Mitchell Trubisky calls the Bears’ offensive performance uncharacteristic and says he let his teammates and fans down in the Week 1 loss. (0:40)

GREEN BAY, Wis. — Tramon Williams was not channeling his inner Charles Woodson with his comment about Chicago Bears quarterback Mitchell Trubisky after Williams and the Green Bay Packers won 10-3 at Soldier Field in Thursday night’s season opener.

It was back in 2012 when Woodson ripped then-Bears quarterback Jay Cutler and his penchant for throwing interceptions against the Packers by saying Cutler was “Same old Jay. We don’t need luck. We just need to be in position. Jay will throw us the ball.”

Seven years later, Williams — who played on that same Packers team with Woodson in 2012 — said of Trubisky: “We wanted to make Mitch play quarterback. We knew they had a lot of weapons, we knew they were dangerous, we knew all of those things. But we knew if we could make Mitch play quarterback, that we’d have a chance.”

On Friday, Williams told ESPN he did not mean it as a criticism of Trubisky.

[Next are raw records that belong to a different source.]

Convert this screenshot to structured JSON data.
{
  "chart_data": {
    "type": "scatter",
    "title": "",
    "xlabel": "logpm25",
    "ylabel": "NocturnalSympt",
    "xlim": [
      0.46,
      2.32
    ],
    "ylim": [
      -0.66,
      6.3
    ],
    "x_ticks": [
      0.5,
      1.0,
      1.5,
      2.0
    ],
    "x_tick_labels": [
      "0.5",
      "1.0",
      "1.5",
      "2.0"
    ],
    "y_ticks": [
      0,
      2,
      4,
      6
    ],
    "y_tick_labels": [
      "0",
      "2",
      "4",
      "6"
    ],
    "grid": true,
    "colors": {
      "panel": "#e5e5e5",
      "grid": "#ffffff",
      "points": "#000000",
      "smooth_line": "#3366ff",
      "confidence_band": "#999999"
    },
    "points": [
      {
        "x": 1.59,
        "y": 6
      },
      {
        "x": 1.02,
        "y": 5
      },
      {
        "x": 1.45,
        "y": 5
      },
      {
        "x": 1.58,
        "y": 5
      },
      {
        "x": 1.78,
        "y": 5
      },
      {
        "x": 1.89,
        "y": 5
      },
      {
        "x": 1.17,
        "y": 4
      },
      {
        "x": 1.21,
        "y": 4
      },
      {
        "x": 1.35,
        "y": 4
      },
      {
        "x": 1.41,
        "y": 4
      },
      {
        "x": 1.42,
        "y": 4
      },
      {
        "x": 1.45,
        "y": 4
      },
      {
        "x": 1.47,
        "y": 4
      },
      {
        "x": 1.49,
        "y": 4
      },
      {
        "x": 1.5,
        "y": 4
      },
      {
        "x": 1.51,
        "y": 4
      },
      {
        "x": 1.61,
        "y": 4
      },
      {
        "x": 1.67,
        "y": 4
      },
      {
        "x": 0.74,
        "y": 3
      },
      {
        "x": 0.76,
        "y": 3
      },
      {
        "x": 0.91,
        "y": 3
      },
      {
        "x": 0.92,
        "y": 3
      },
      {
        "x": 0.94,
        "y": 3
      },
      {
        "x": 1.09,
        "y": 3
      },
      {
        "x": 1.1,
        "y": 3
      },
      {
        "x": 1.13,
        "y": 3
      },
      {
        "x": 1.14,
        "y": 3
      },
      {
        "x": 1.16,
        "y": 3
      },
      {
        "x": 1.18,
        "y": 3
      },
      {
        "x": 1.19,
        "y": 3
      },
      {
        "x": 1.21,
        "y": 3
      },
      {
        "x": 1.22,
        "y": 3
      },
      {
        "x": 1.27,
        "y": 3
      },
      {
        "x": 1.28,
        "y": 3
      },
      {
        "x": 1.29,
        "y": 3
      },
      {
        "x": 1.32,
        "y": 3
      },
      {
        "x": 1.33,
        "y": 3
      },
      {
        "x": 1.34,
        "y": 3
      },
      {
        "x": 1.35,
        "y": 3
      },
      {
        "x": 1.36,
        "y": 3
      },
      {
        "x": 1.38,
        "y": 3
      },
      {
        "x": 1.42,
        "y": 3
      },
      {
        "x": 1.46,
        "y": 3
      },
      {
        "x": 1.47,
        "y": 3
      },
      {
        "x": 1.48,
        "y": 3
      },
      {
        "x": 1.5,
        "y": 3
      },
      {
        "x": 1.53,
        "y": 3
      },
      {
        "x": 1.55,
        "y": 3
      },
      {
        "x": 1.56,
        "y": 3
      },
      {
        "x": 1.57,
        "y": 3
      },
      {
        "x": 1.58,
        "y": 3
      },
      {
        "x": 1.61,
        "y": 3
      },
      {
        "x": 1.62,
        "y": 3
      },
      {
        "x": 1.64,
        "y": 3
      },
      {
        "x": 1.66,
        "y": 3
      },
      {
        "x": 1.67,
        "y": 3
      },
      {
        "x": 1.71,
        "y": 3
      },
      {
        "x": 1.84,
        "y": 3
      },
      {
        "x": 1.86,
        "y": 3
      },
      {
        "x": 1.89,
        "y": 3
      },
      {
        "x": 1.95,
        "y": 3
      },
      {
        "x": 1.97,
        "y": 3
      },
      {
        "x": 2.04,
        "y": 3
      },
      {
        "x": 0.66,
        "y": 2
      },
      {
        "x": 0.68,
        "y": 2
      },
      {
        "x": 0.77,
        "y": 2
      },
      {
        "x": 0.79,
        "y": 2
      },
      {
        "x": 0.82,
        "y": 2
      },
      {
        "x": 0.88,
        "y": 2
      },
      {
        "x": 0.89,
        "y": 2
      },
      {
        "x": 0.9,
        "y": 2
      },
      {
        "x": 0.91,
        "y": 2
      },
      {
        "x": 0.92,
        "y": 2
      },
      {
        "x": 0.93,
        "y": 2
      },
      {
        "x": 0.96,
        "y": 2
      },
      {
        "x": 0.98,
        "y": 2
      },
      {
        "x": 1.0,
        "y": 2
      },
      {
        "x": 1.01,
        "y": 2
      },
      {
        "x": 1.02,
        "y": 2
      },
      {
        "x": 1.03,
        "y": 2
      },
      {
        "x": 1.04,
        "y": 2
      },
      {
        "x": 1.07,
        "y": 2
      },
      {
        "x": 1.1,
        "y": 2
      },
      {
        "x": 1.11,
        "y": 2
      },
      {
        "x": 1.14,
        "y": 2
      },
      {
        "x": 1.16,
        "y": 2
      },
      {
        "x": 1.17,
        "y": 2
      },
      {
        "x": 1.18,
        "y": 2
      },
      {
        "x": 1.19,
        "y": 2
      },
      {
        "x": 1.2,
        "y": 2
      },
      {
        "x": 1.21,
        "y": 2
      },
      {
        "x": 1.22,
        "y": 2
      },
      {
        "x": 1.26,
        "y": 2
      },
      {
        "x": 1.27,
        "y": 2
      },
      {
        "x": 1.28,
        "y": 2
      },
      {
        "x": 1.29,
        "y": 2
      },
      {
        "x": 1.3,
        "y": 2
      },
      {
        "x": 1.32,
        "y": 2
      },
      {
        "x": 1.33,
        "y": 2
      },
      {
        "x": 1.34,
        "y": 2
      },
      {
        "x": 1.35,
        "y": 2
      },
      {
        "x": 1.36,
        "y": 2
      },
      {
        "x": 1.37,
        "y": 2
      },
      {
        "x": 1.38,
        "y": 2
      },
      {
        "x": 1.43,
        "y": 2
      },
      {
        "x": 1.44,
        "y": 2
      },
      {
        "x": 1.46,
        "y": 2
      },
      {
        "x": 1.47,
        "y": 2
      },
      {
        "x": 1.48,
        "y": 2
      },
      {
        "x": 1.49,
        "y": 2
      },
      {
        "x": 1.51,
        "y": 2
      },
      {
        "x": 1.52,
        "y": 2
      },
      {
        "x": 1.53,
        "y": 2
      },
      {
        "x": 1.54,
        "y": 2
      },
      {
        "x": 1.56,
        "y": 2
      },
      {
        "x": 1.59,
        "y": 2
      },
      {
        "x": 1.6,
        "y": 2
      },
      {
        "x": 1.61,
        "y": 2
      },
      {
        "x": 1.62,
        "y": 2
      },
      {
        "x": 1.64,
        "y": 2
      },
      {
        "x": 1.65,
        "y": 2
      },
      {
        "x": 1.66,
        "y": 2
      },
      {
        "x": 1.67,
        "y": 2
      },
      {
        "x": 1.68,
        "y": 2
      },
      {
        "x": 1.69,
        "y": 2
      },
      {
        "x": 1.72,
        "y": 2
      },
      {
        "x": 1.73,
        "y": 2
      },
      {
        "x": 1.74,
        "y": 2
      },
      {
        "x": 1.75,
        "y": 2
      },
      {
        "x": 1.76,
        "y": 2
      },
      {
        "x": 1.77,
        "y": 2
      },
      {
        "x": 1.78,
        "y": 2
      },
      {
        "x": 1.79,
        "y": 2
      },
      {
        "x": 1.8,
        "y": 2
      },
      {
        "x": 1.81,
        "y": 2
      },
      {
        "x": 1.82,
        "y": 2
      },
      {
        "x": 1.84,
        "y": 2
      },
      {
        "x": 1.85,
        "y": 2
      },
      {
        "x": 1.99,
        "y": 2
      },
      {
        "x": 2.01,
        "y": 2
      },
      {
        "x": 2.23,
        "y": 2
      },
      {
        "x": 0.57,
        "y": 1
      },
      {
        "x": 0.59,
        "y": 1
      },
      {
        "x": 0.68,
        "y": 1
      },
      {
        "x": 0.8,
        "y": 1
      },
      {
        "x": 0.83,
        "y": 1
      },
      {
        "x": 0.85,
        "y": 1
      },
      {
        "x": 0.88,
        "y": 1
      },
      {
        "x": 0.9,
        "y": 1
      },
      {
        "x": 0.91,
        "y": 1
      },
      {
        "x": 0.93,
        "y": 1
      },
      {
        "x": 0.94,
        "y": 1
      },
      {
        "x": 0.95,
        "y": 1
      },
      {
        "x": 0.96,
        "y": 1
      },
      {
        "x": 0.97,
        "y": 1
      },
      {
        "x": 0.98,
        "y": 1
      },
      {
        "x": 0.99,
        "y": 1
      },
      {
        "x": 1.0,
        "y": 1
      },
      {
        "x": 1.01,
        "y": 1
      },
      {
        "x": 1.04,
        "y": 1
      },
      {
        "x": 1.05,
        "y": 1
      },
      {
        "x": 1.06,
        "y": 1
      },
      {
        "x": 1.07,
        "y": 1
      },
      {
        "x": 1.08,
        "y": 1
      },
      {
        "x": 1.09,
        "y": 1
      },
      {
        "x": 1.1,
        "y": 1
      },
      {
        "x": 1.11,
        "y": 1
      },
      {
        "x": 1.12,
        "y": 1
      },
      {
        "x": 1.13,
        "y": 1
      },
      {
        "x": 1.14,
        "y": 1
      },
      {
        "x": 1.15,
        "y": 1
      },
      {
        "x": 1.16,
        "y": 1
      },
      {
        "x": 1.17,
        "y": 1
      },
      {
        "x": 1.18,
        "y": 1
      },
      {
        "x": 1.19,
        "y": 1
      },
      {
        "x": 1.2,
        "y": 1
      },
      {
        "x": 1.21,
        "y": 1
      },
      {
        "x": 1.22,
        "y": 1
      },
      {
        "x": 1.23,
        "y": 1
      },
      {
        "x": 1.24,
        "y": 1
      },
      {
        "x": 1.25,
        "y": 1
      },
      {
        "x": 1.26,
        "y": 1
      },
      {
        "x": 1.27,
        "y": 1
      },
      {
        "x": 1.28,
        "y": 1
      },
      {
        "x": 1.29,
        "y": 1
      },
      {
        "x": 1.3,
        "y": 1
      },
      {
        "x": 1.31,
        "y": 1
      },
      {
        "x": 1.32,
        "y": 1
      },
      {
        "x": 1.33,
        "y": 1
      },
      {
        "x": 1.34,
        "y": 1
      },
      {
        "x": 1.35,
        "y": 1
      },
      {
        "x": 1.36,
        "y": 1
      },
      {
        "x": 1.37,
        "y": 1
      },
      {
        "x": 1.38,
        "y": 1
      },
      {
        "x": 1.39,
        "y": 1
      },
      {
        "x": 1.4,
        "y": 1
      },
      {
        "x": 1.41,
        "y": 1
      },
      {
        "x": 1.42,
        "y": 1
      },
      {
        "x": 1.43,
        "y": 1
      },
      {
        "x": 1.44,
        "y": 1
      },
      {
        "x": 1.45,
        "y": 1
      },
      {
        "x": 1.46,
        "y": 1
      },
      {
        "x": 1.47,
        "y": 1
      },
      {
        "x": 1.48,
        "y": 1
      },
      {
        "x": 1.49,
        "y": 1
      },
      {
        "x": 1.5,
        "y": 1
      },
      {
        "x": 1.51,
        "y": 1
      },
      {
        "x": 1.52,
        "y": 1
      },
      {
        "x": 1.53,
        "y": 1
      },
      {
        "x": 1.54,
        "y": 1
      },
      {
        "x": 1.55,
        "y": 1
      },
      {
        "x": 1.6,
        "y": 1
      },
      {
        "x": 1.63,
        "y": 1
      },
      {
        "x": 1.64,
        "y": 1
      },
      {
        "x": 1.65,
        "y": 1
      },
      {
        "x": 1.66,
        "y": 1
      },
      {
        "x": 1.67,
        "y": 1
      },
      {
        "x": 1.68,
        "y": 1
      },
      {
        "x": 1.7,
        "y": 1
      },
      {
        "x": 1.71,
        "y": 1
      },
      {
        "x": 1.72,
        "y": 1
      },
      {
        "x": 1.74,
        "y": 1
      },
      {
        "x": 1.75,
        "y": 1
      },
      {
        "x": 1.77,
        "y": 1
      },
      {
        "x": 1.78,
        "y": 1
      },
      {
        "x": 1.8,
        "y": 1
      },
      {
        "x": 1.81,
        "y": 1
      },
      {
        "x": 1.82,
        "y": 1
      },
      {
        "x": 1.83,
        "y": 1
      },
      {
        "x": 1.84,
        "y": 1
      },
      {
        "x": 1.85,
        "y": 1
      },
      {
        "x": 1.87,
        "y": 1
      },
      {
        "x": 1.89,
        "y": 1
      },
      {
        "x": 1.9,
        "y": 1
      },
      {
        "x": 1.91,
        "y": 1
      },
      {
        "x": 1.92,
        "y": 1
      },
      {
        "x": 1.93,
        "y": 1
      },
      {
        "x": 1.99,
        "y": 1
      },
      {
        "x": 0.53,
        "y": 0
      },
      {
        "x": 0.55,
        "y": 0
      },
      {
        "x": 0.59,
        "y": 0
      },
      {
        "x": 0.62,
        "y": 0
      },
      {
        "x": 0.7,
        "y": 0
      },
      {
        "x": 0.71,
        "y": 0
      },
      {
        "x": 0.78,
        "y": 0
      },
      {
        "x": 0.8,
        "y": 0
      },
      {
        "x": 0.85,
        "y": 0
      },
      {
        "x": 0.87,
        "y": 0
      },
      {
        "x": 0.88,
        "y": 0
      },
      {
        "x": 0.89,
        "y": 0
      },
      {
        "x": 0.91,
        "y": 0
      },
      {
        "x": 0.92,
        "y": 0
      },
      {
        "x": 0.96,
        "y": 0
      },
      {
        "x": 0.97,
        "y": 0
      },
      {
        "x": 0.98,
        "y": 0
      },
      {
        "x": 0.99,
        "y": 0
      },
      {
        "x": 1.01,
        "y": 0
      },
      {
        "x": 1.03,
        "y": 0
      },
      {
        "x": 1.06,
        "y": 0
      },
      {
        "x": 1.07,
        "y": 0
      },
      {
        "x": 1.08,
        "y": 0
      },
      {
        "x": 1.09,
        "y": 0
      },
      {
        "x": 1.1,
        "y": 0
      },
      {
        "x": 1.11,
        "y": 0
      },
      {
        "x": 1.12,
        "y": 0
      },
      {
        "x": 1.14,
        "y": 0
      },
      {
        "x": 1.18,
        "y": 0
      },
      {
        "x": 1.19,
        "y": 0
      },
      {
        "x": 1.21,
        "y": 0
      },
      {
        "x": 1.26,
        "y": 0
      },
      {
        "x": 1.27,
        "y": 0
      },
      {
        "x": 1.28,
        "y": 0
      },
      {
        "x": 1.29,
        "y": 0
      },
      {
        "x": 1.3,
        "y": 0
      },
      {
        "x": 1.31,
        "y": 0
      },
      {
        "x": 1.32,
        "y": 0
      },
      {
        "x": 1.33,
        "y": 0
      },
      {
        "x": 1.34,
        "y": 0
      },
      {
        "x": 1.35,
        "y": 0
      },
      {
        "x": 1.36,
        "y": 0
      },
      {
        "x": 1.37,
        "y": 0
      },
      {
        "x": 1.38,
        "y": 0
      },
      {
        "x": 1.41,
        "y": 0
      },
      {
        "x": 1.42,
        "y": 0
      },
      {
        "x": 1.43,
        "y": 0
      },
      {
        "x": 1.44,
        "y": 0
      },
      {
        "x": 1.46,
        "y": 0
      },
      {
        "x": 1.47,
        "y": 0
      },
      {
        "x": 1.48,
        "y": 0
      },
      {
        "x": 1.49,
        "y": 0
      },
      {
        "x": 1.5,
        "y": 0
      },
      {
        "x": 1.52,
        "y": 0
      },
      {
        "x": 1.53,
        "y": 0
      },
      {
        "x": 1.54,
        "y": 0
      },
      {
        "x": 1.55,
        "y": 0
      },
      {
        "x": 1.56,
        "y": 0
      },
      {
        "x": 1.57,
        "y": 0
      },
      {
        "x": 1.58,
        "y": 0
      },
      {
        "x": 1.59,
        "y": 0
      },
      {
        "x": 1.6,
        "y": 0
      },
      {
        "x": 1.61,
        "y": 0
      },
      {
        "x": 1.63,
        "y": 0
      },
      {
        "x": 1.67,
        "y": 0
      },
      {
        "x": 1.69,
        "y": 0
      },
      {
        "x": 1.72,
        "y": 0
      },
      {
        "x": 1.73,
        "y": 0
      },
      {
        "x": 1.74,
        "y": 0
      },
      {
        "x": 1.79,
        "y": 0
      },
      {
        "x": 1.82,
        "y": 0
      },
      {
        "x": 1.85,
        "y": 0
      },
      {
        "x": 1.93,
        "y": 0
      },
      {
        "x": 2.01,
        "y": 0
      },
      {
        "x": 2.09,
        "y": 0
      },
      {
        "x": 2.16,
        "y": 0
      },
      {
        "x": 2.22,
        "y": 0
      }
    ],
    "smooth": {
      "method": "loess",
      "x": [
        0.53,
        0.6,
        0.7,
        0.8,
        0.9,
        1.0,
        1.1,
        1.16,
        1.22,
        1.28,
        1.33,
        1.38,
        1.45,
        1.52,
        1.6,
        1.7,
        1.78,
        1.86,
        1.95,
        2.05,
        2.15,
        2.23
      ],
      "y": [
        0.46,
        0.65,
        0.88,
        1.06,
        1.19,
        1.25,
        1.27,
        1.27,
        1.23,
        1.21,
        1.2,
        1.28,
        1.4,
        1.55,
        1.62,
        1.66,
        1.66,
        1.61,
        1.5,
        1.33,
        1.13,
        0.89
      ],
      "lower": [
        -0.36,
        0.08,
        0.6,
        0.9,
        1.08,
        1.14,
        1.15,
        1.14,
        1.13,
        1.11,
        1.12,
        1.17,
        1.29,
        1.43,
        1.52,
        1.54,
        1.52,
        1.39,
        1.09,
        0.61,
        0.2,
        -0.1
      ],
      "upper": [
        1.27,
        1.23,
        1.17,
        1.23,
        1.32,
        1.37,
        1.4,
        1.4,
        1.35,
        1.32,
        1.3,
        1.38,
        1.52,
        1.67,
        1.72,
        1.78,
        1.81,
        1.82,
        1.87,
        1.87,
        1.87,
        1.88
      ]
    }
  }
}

“I definitely wasn’t [taking] a shot at Mitch,” Williams said. “I was talking more about the way their offense is built. Mitch is a guy that the way their offense and their team is built, they have a bunch of a weapons. They are dangerous. They added Cordarrelle Patterson, they’ve got [Tarik] Cohen, obviously Allen Robinson and Gabe [Taylor Gabriel] — a lot of dangerous guys out there. We’re trying to keep the ball out of their hands. Mitch, obviously, has the talent to play that position.”

By late afternoon Friday, Williams said he had seen stories that compared what he said to Woodson’s remarks about Cutler.

“It doesn’t matter; it is what it is,” Williams added. “The people who do know me know that isn’t my style.”

The Packers and their revamped defense sacked Trubisky five times and hit him 11 times. He finished with 228 yards and an interception by former Bears safety Adrian Amos, who signed with the Packers in the offseason.